View Single Post
Old June 28th, 2021   #4
peternewman
Junior Member
 
Join Date: Oct 2018
Location: London
Posts: 11
Default

Quote:
Originally Posted by FishAI View Post
Recently my colleague and I discussed one interesting bit of the E1-20 standard. Beneath Table A-14 is the following annotation:
"When a prefix is used with MEMORY, the multiplier refers to binary multiple. i.e. KILO means multiply by 1024."
I suspect you'll find most controllers are probably just concatenating the PREFIX and UNIT fields together, so the multiplier is more for the device end to ensure it sends the correct value, i.e. you need to divide your bytes measurement by 1024 to get the value you send to the controller.
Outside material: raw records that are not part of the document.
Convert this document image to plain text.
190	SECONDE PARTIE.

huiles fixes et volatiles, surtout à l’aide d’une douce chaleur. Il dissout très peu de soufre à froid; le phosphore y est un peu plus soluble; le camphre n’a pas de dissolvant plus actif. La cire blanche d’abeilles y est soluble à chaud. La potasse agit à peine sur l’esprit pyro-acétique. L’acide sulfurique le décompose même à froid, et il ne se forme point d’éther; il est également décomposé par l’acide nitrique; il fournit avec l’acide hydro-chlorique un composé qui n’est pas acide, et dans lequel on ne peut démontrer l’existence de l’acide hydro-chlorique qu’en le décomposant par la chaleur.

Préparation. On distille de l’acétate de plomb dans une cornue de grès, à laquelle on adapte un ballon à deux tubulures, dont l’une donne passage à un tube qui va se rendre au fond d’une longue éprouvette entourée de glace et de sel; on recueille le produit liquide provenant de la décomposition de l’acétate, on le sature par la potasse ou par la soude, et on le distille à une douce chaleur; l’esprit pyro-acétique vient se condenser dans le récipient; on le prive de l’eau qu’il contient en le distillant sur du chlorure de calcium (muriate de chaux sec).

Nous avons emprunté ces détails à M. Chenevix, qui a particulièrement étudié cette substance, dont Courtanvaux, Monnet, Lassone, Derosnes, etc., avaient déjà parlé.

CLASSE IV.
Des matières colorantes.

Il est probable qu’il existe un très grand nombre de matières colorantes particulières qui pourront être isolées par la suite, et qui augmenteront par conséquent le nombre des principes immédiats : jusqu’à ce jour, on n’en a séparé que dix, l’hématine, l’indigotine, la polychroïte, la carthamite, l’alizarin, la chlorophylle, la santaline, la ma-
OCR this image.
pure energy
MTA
The real edge case here is if they show mkg or g for grammes!


Quote:
Originally Posted by FishAI View Post
Also, there is the special case of exponents being less than 1. What would you expect, if any device reports the following values:
SENSOR_DEFINITION: SENS_MEMORY, UNIT_BYTE, PREFIX_MILLI
SENSOR_VALUE: PresentValue: 0x00000120
Obviously the device reports some sort of undefined partially byte. But would you expect a value of 0.288 millibyte or something different?
We do not know any defined prefix for base 2 with the exponent being less than 1 (like kibi for the exponent being 3). Are there any?
Quote:
Originally Posted by sblair View Post
I went back to Wayne Howell who wrote that portion of the original document. Here's his comments on the original thinking:Using milli etc was never considered and should be thought of as undefined.

Couldn't you use 128 millibytes (miB) to represent a bit?!